Alternating electric tumor treating fields for treatment of glioblastoma: rationale, preclinical, and clinical studies

Abstract

OBJECTIVE Treatment for glioblastoma (GBM) remains largely unsuccessful, even with aggressive combined treatment via surgery, radiotherapy, and chemotherapy. Tumor treating fields (TTFs) are low-intensity, intermediate-frequency, alternating electric fields that have antiproliferative properties in vitro and in vivo. The authors provide an up-to-date review of the mechanism of action as well as preclinical and clinical data on TTFs. METHODS A systematic review of the literature was performed using the terms "tumor treating fields," "alternating electric fields," "glioblastoma," "Optune," "NovoTTF-100A," and "Novocure." RESULTS Preclinical and clinical data have demonstrated the potential efficacy of TTFs for treatment of GBM, leading to several pilot studies, clinical trials, and, in 2011, FDA approval for its use as salvage therapy for recurrent GBM and, in 2015, approval for newly diagnosed GBM. CONCLUSIONS Current evidence supports the use of TTFs as an efficacious, antimitotic treatment with minimal toxicity in patients with newly diagnosed and recurrent GBM. Additional studies are needed to further optimize patient selection, determine cost-effectiveness, and assess the full impact on quality of life.

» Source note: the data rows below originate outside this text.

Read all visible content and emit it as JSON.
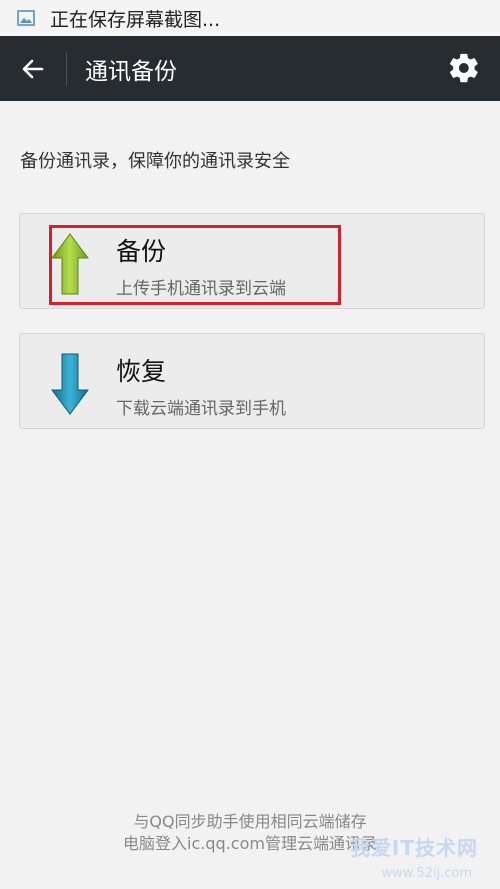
{
  "status_bar": {
    "text": "正在保存屏幕截图..."
  },
  "app_bar": {
    "title": "通讯备份"
  },
  "intro_text": "备份通讯录，保障你的通讯录安全",
  "backup_card": {
    "title": "备份",
    "subtitle": "上传手机通讯录到云端"
  },
  "restore_card": {
    "title": "恢复",
    "subtitle": "下载云端通讯录到手机"
  },
  "footer": {
    "line1": "与QQ同步助手使用相同云端储存",
    "line2": "电脑登入ic.qq.com管理云端通讯录"
  },
  "watermark": {
    "text": "我爱IT技术网",
    "url": "www.52ij.com"
  },
  "colors": {
    "appbar": "#272c30",
    "highlight": "#d3202a",
    "up_arrow": "#8dbb2a",
    "down_arrow": "#1f8fb0"
  }
}
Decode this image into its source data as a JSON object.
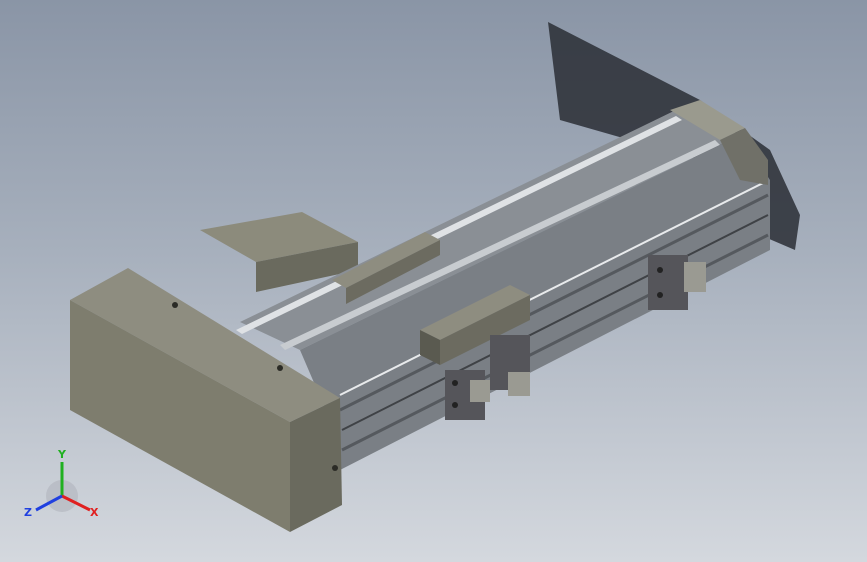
{
  "viewport": {
    "background_top": "#8a95a6",
    "background_bottom": "#d4d8de"
  },
  "model": {
    "icon": "linear-actuator-module",
    "face_color": "#7e7d6e",
    "rail_color": "#9aa0a6",
    "highlight_color": "#e6e8ea"
  },
  "triad": {
    "x_label": "X",
    "y_label": "Y",
    "z_label": "Z",
    "x_color": "#e02020",
    "y_color": "#20b020",
    "z_color": "#2040e0"
  }
}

Keywords: GBM = glioblastoma; LYG = life years gained; MDR = multidrug resistant; NSCLC = non–small cell lung cancer; NovoTTF-100A; OS = overall survival; Optune; PFS = progression-free survival; QALY = quality-adjusted life year; QOL = quality of life; TMZ = temozolomide; TTF = tumor treating field; TTP = time to disease progression; alternating electric fields; newly diagnosed glioblastoma; oncology; recurrent glioblastoma; tumor treating fields.

FIG. 1.

Mechanism of action of alternating electric fields on intracellular structures during mitosis. During metaphase (left), the electric field is uniform within the cell, causing tubulin subunits to align with the direction of the field and inhibiting their polymerization and hence interfering with the formation of a normal microtubule spindle. During cytokinesis (right), the electric field is nonuniform within the dividing cell and drives charged and polar macromolecules and organelles toward the high field density at the mitotic furrow. This process interferes with spindle tubulin orientation and induces dielectrophoresis, thereby disrupting mitosis and disintegrating the daughter cells. Copyright Novocure, Inc. Published with permission.

FIG. 2.

The Optune system for treatment of recurrent GBM in adults was approved by the FDA in April 2011. Patients are required to use the system for at least 18 hours daily. The system contains several transducer arrays (electrodes) that are applied directly to the shaved scalp and a battery pack that can be carried in a bag. Copyright Novocure, Inc. Published with permission.

FIG. 3.

Case illustration. A 55-year-old woman underwent resection of a right temporal GBM followed by adjuvant radiation therapy and chemotherapy (standard regimen in Stupp et al., 2012). Follow-up brain MRI after 5 cycles of TMZ showed evidence of recurrent tumor (pretreatment, upper). Repeat surgery was recommended; however, the patient refused and was very motivated to initiate NovoTTF therapy. After 6 months of continuous treatment (compliance > 80%), the patient remained neurologically stable with an improved radiological appearance of the right temporal GBM (6 months posttreatment, middle). Noncontrast and postcontrast T1-weighted MR images show decrease in size and contrast enhancement following NovoTTF treatment. The patient has remained neurologically stable after 2.5 years of therapy (30 months posttreatment, lower) with no radiological evidence of tumor recurrence. Persistent peritumoral hyperintense signal changes on T2 and FLAIR images were noted. Increased susceptibility artifact was noted along the enhancing portion of the tumor after NovoTTF therapy on susceptibility-weighted images, which has resolved on long-term follow-up. An area of increased cerebral blood volume was noted along the posterior enhancing margin of the tumor on perfusion-weighted imaging (white arrow, upper). Interestingly, after 6 months of NovoTTF therapy, perfusion analysis demonstrated an overall decreased relative cerebral blood volume in the region of the mass and surrounding parenchyma (white arrow, middle). Low perfusion remained in this area on long-term follow-up (white arrow, lower). PWI = perfusion-weighted imaging; SWI = susceptibility-weighted imaging.